- Szanowni państwo, dziękujemy za te miliony głosów. Dziękujemy tym, którzy byli przy urnach. To było i jest święto demokracji, dziękujemy za to. Chciałem podziękować tym, którzy byli przy urnach, i głosowali na partie opozycyjne, a przede wszystkim na Koalicję Obywatelską - powiedział po ogłoszeniu przewodniczący Platformy Obywatelskiej Grzegorz Schetyna. - W oczekiwaniu na oficjalne wyniki, chcę podziękować koalicjantom, ludziom Platformy Obywatelskiej, Nowoczesnej, Inicjatywy Polskiej, Zielonym i samorządowcom. To była wielka praca, trudna kampania, trudne cztery lata. To nie była równa walka, tu nie było zasad, nie mieliśmy poczucia, że startujemy w uczciwej walce - podkreślił.
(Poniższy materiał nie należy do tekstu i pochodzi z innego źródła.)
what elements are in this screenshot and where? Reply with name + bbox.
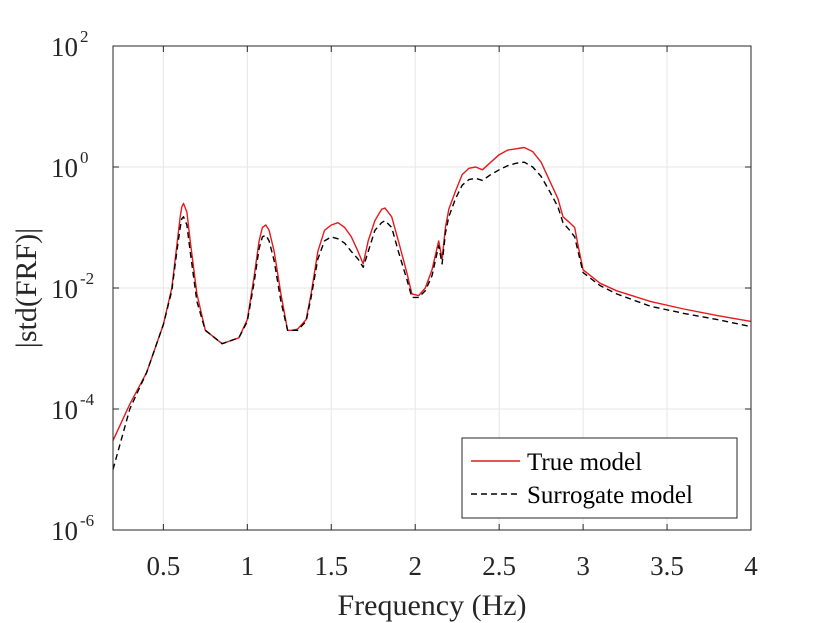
- y-tick-label-exponent: 2: [80, 27, 89, 46]
- y-tick-label-exponent: -6: [80, 511, 94, 530]
- y-tick-label-exponent: 0: [80, 148, 89, 167]
- y-tick-label-base: 10: [51, 274, 78, 304]
- series-layer: [112, 146, 752, 470]
- y-axis-title: |std(FRF)|: [10, 228, 43, 348]
- x-tick-label: 1.5: [314, 551, 348, 581]
- y-tick-label-base: 10: [51, 395, 78, 425]
- y-tick-label-base: 10: [51, 516, 78, 546]
- series-line-surrogate-model: [112, 161, 752, 470]
- x-tick-label: 3.5: [650, 551, 684, 581]
- legend-label-true-model: True model: [527, 449, 642, 476]
- legend: True model Surrogate model: [461, 437, 738, 519]
- legend-label-surrogate-model: Surrogate model: [527, 482, 693, 509]
- x-tick-label: 2.5: [482, 551, 516, 581]
- legend-box: [461, 437, 738, 519]
- x-tick-labels: 0.5 1 1.5 2 2.5 3 3.5 4: [146, 551, 758, 581]
- x-axis-title: Frequency (Hz): [337, 589, 526, 622]
- ticks-layer: [113, 45, 752, 531]
- y-tick-label-exponent: -4: [80, 390, 95, 409]
- x-tick-label: 0.5: [146, 551, 180, 581]
- y-tick-label-base: 10: [51, 153, 78, 183]
- x-tick-label: 4: [744, 551, 758, 581]
- x-tick-label: 3: [576, 551, 590, 581]
- y-tick-label-exponent: -2: [80, 269, 94, 288]
- y-tick-label-base: 10: [51, 32, 78, 62]
- x-tick-label: 2: [408, 551, 422, 581]
- x-tick-label: 1: [241, 551, 255, 581]
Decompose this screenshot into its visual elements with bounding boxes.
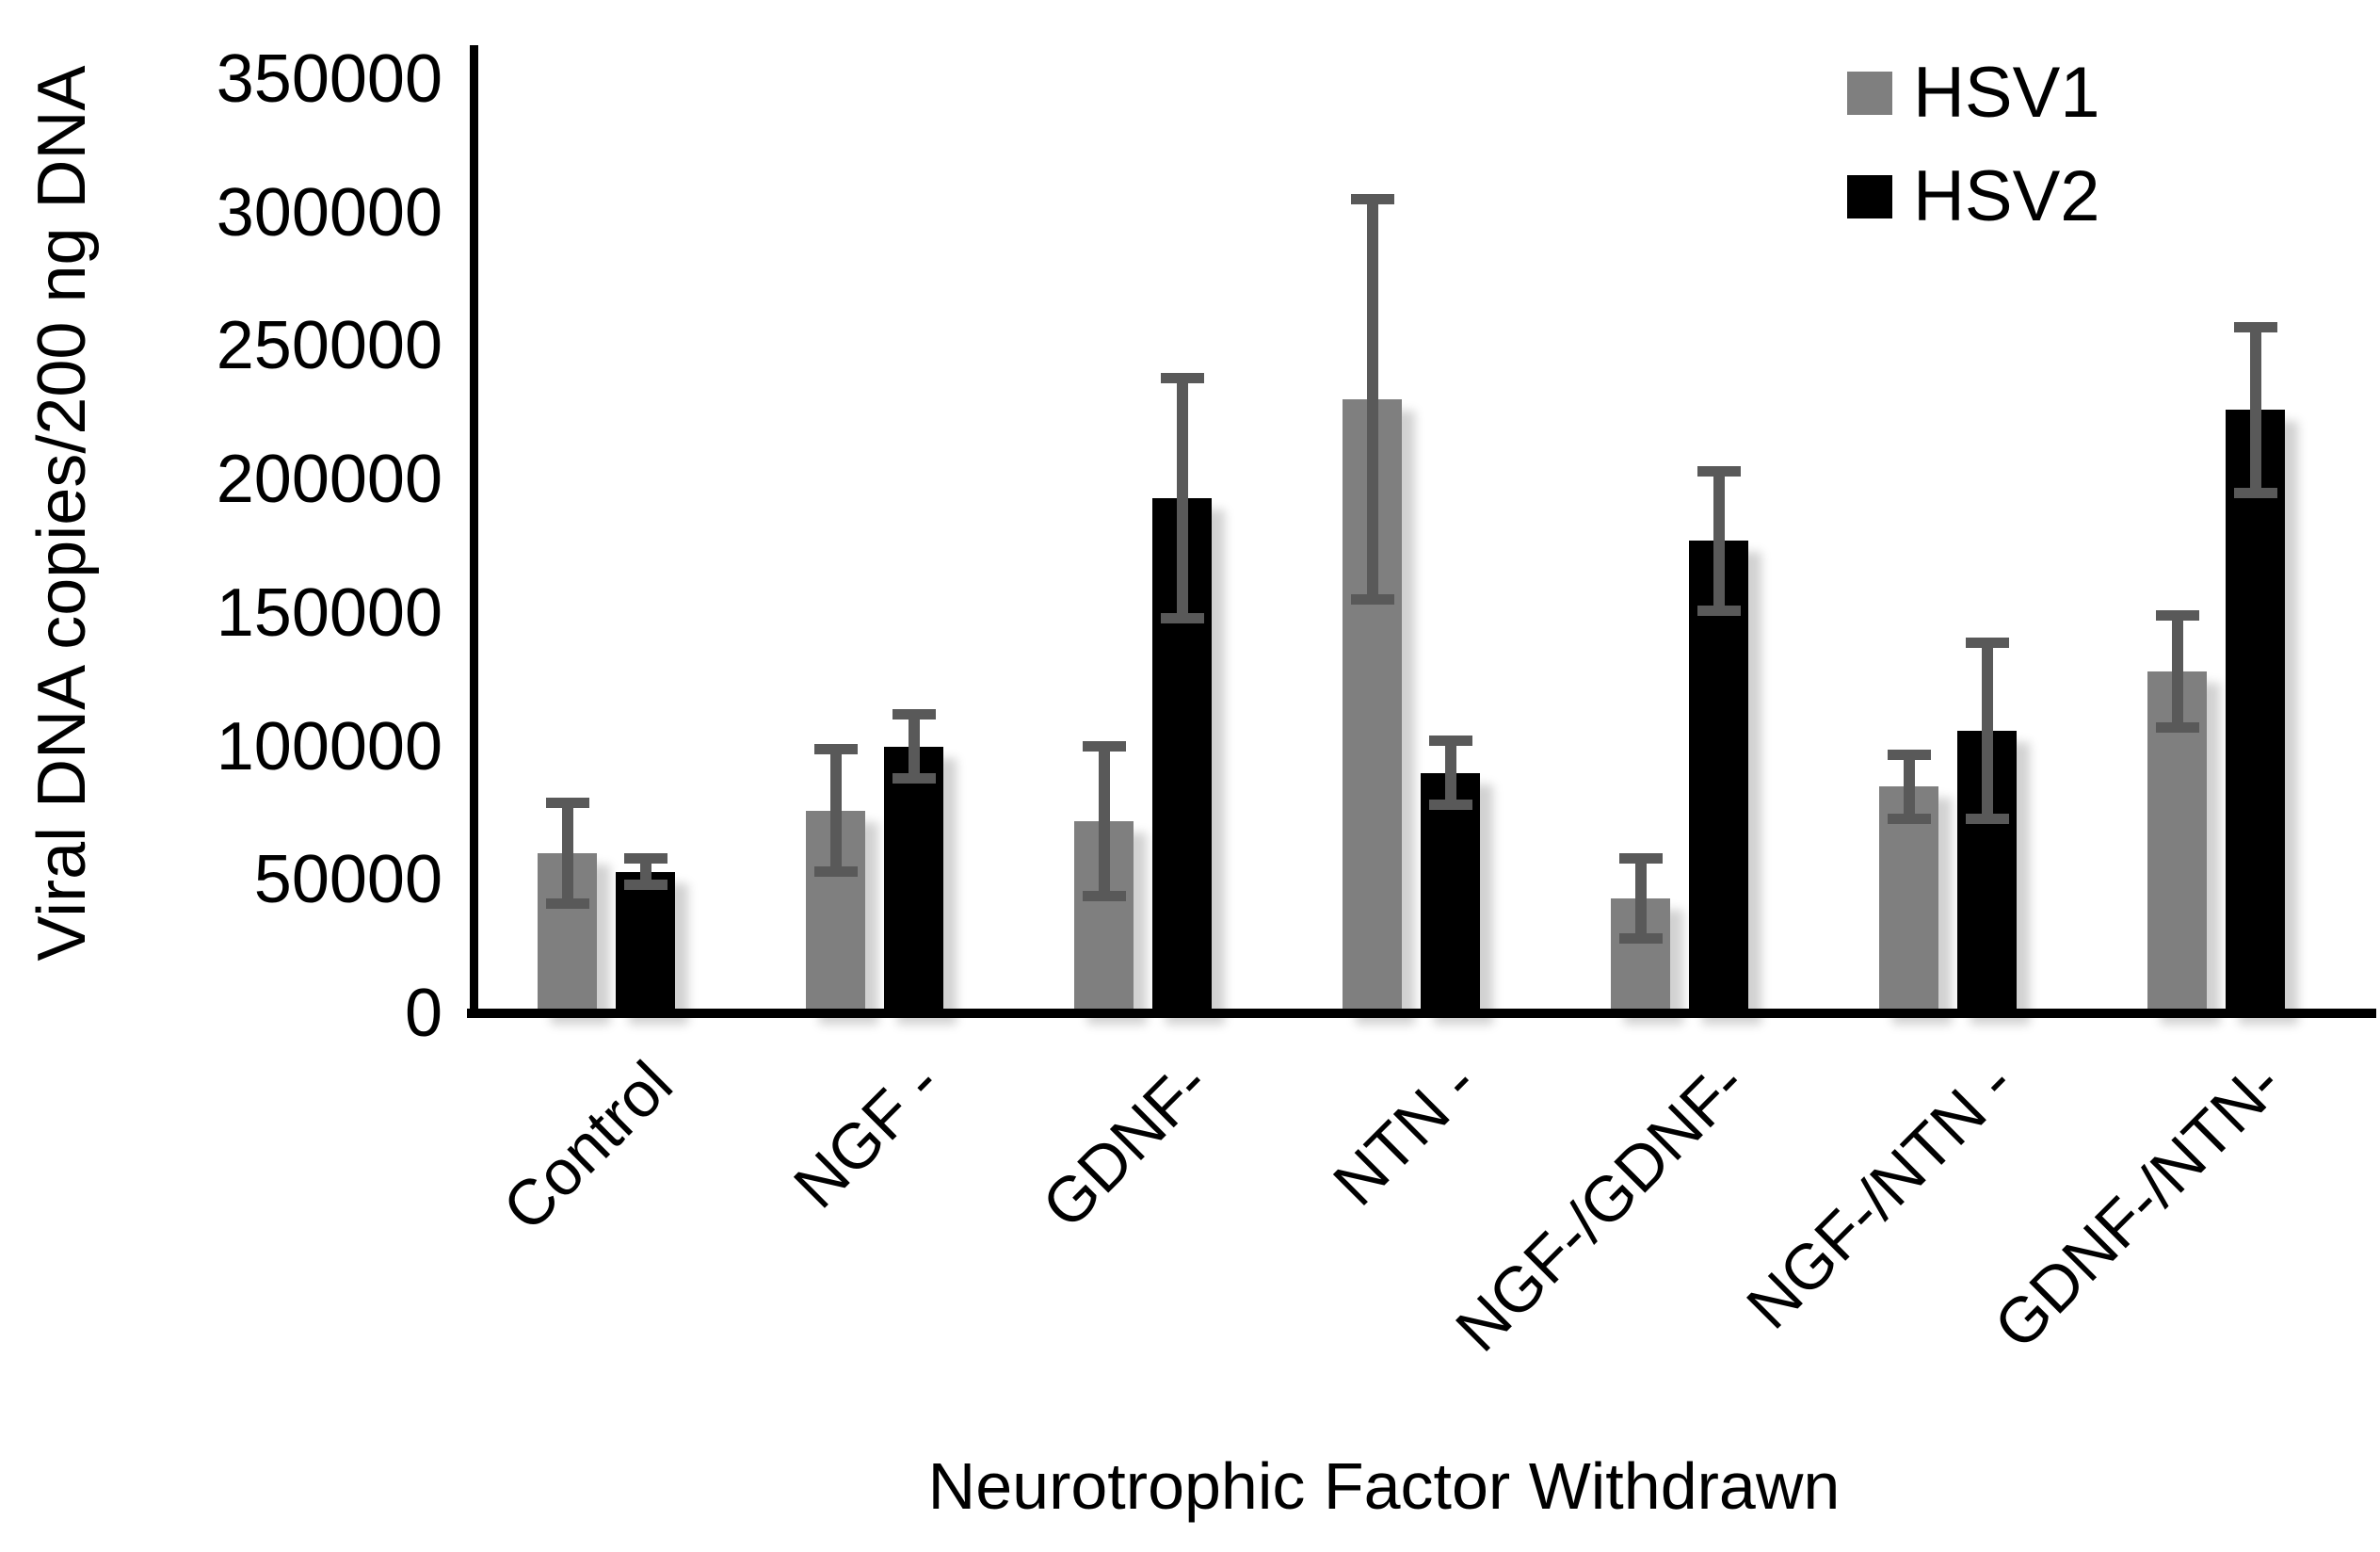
x-axis-title: Neurotrophic Factor Withdrawn	[927, 1449, 1841, 1523]
y-tick-label-300000: 300000	[216, 174, 442, 251]
error-bar-bottom-cap-hsv2-ngf	[892, 773, 936, 784]
legend: HSV1 HSV2	[1847, 49, 2100, 241]
error-bar-top-cap-hsv2-ngf	[892, 709, 936, 720]
error-bar-top-cap-hsv1-ngf	[813, 743, 858, 754]
error-bar-bottom-cap-hsv1-ngf	[813, 866, 858, 878]
error-bar-bottom-cap-hsv1-gdnfntn	[2155, 722, 2199, 734]
legend-label-hsv1: HSV1	[1913, 53, 2100, 133]
error-bar-stem-hsv1-control	[561, 802, 573, 904]
error-bar-top-cap-hsv2-ntn	[1428, 736, 1472, 747]
error-bar-stem-hsv1-ntn	[1366, 199, 1378, 600]
y-axis-line	[470, 45, 478, 1018]
error-bar-top-cap-hsv2-ngfgdnf	[1697, 466, 1741, 477]
y-tick-label-150000: 150000	[216, 574, 442, 651]
legend-swatch-hsv1	[1847, 72, 1892, 115]
legend-swatch-hsv2	[1847, 175, 1892, 218]
error-bar-bottom-cap-hsv2-gdnfntn	[2233, 487, 2277, 498]
error-bar-stem-hsv2-ngf	[908, 714, 920, 779]
y-tick-label-350000: 350000	[216, 41, 442, 117]
error-bar-bottom-cap-hsv1-ngfgdnf	[1618, 933, 1663, 945]
error-bar-top-cap-hsv1-ngfntn	[1887, 749, 1931, 760]
bar-hsv2-ntn	[1421, 772, 1480, 1013]
error-bar-bottom-cap-hsv2-ngfntn	[1965, 813, 2009, 824]
bar-hsv2-gdnfntn	[2226, 410, 2285, 1013]
error-bar-stem-hsv2-ngfgdnf	[1713, 471, 1725, 610]
error-bar-top-cap-hsv1-ntn	[1350, 194, 1394, 205]
error-bar-top-cap-hsv2-gdnfntn	[2233, 322, 2277, 333]
error-bar-bottom-cap-hsv2-ntn	[1428, 800, 1472, 811]
error-bar-stem-hsv2-control	[639, 858, 651, 885]
error-bar-bottom-cap-hsv1-ntn	[1350, 594, 1394, 606]
bar-hsv2-control	[616, 871, 675, 1013]
error-bar-bottom-cap-hsv2-ngfgdnf	[1697, 605, 1741, 616]
x-axis-line	[467, 1009, 2376, 1018]
error-bar-bottom-cap-hsv2-control	[623, 880, 667, 891]
bar-hsv2-ngfgdnf	[1689, 541, 1748, 1013]
error-bar-top-cap-hsv2-ngfntn	[1965, 637, 2009, 648]
error-bar-bottom-cap-hsv2-gdnf	[1160, 613, 1204, 624]
y-tick-label-250000: 250000	[216, 308, 442, 384]
error-bar-stem-hsv2-ntn	[1444, 740, 1456, 805]
error-bar-bottom-cap-hsv1-gdnf	[1082, 890, 1126, 901]
error-bar-bottom-cap-hsv1-ngfntn	[1887, 813, 1931, 824]
error-bar-stem-hsv2-gdnfntn	[2249, 327, 2261, 493]
y-tick-label-200000: 200000	[216, 442, 442, 518]
bar-hsv1-ngfntn	[1879, 786, 1938, 1013]
error-bar-top-cap-hsv1-control	[545, 797, 589, 808]
bar-hsv2-ngf	[884, 746, 943, 1013]
error-bar-stem-hsv1-gdnfntn	[2171, 615, 2183, 728]
error-bar-stem-hsv1-ngf	[829, 749, 842, 872]
error-bar-stem-hsv1-ngfgdnf	[1634, 858, 1647, 939]
legend-item-hsv1: HSV1	[1847, 49, 2100, 137]
error-bar-top-cap-hsv2-control	[623, 853, 667, 865]
error-bar-top-cap-hsv2-gdnf	[1160, 372, 1204, 383]
error-bar-stem-hsv1-gdnf	[1098, 746, 1110, 897]
error-bar-stem-hsv2-gdnf	[1176, 378, 1188, 619]
error-bar-top-cap-hsv1-gdnf	[1082, 741, 1126, 752]
error-bar-top-cap-hsv1-gdnfntn	[2155, 610, 2199, 622]
y-tick-label-100000: 100000	[216, 708, 442, 784]
error-bar-stem-hsv2-ngfntn	[1981, 642, 1993, 819]
error-bar-top-cap-hsv1-ngfgdnf	[1618, 853, 1663, 865]
y-tick-label-0: 0	[404, 976, 442, 1051]
legend-label-hsv2: HSV2	[1913, 156, 2100, 236]
y-tick-label-50000: 50000	[253, 842, 442, 918]
error-bar-bottom-cap-hsv1-control	[545, 898, 589, 910]
error-bar-stem-hsv1-ngfntn	[1903, 754, 1915, 819]
legend-item-hsv2: HSV2	[1847, 153, 2100, 241]
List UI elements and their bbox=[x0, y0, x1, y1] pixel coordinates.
Obserwuj relację "Rzeczpospolitej" - wybory parlamentarne 2019


Schetyna zaznaczył także, że „będzie pracować nad integracją opozycji”. - Będziemy się starać, by dobrze współpracować w Sejmie i Senacie, współpraca ugrupowań opozycyjnych to jedyna droga, przed nami kolejne wybory - prezydenckie, wierzymy w zwycięstwo. Nie będzie Budapesztu w Warszawie - zaznaczył przewodniczący PO.

- Pogratulowałbym zwycięzcom, gdybym wiedział, że ta kampania była czysta, na równych zasadach. Albo wtedy gdybym wiedział, jakie są oficjalne wyniki, obecnie jesteśmy na razie w rzeczywistości sondażowej oraz przed wynikami do Senatu - stwierdził Schetyna. - To była ciężka kampania. Wchodzimy z podniesioną głową, walczymy o praworządność, demokrację, trójpodział władzy. Nie odpuścimy i będziemy twardo walczyć - dodał.


Jak wynika z sondażu Ipsos dla TVP, TVN i Polsat, Prawo i Sprawiedliwość z poparciem 43,6 proc. zwyciężył w niedzielnych wyborach parlamentarnych. Kolejne miejsca zajęły Koalicja Obywatelska - 27,4 proc., Sojusz Lewicy Demokratycznej -  11,9 proc., Polskie Stronnictwo Ludowe - 9,6 proc. oraz Konfederacja - 6,4 proc.

Według sondażu Ipsos, frekwencja w niedzielnych wyborach parlamentarnych wyniosła 61,1 proc.